FIG. 7 is a cross-sectional view of a system 130 for regulating axial force on a hose ejection portion of protective housings 132 according to embodiments of the present disclosure. The system 130 includes a hose 102, a spring-loaded roller 134, a packoff 138, and a valve 136. If the hose 102 is in compression it will be bent in the open section where the spring loaded roller 134 is located. The spring-loaded roller 134 can be connected to a valve 136. The valve 136 allows fluid to bleed from the backside of the packoff 138 if it is open, and not if it is closed. The spring-loaded roller 134 contacting the hose 102 can pivot the valve 136 to open position when the hose is in compression and closed position when the hose is in tension. An open bypass relief valve will bleed the back side of the packoff 138 and thus the packoff 138 itself will have high differential pressure across it.
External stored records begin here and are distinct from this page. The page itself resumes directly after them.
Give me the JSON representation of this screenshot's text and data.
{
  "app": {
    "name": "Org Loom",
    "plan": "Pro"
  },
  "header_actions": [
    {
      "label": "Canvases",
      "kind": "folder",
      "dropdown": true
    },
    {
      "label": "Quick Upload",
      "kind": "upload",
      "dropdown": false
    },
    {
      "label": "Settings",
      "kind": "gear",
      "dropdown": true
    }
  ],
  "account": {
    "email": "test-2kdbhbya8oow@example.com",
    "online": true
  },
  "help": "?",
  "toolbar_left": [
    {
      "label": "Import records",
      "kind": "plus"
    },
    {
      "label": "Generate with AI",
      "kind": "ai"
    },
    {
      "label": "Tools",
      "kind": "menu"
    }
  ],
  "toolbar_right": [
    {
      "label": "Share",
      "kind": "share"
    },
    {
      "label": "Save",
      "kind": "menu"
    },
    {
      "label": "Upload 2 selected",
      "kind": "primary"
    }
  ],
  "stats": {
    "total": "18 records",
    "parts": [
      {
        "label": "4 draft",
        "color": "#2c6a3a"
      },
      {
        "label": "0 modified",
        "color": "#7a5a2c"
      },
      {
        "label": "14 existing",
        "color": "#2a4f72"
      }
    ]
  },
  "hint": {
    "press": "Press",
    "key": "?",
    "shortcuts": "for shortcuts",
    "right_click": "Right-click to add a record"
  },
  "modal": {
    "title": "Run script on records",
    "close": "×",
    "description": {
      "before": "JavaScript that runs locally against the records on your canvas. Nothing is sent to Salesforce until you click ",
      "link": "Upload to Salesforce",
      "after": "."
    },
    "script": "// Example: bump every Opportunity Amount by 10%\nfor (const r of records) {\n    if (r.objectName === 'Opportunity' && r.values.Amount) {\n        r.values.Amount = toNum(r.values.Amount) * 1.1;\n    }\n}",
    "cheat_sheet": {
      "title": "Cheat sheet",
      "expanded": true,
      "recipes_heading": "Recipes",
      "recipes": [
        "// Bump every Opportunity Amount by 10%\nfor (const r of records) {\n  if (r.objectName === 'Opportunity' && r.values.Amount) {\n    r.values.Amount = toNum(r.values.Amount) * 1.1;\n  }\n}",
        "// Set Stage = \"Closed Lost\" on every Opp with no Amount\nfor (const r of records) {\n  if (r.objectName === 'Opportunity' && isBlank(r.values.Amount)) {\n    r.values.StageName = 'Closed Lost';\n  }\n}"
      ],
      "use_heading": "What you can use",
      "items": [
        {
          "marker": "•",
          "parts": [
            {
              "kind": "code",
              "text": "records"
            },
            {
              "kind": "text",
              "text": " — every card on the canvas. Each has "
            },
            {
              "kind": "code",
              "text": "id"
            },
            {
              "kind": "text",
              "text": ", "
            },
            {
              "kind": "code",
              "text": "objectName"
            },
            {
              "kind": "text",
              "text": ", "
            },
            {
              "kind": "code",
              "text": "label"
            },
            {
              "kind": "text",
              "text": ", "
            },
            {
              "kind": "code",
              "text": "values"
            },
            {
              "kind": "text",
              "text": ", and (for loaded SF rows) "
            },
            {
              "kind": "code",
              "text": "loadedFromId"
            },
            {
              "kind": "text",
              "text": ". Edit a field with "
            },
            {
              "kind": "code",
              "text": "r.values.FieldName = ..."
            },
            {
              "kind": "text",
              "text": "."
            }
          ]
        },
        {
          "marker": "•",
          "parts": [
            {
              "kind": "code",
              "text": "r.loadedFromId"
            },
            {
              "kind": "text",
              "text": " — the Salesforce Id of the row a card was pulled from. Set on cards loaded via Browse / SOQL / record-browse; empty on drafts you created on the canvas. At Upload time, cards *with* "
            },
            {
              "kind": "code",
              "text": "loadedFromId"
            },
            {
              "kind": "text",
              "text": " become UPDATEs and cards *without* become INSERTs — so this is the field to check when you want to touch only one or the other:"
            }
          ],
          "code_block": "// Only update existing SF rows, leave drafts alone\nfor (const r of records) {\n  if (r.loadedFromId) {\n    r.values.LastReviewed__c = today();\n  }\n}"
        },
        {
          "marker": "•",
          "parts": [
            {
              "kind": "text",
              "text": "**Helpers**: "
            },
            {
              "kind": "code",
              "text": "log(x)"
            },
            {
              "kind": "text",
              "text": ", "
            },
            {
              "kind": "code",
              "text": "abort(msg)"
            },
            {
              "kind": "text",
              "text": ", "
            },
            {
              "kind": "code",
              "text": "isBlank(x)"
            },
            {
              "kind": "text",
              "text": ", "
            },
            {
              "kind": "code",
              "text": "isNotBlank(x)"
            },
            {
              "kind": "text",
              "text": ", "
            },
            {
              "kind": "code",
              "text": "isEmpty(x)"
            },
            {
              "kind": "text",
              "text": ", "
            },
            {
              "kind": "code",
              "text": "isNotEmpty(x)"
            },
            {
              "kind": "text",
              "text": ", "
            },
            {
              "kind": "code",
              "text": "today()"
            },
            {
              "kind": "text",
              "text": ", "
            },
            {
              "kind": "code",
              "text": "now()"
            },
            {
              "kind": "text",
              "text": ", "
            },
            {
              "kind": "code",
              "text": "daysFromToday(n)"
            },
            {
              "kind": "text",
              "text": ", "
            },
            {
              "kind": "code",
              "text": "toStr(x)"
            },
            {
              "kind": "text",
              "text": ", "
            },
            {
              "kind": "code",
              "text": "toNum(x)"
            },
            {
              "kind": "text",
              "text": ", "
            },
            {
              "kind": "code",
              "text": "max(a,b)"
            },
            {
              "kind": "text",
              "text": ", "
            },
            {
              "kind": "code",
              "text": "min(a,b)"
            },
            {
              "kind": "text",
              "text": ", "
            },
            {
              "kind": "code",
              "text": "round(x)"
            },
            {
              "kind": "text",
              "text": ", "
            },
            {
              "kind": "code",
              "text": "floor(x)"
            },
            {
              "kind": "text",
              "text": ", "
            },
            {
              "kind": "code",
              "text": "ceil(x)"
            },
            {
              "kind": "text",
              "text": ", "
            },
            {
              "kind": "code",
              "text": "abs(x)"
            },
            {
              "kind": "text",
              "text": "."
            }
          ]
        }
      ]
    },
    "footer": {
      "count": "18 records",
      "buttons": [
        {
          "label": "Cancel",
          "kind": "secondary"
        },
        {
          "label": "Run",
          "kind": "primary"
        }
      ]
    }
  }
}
When the packoff 138 has higher differential pressure the packoff 138 itself grabs the hose harder so friction force on the hose 102 increases. A closed bypass relief valve will allow more pressure to build up on the back side of the packoff 138 and thus the packoff 138 itself will have less differential pressure thereby exerting less friction force on the hose 102. The net force acting on the hose 102 is the difference between the hydraulic ejection force and the packoff friction.

Thus if the hose ejection force remains constant (this is normally true in that the hydraulic force to eject the hose is the product of pressure at the inlet to the hose and the full cross-sectional area defined by the OD of the hose 102) then the system 130 reduces the net force on the hose 102 when it is in compression and increases the net force on the hose 102 when the hose 102 is in tension below it.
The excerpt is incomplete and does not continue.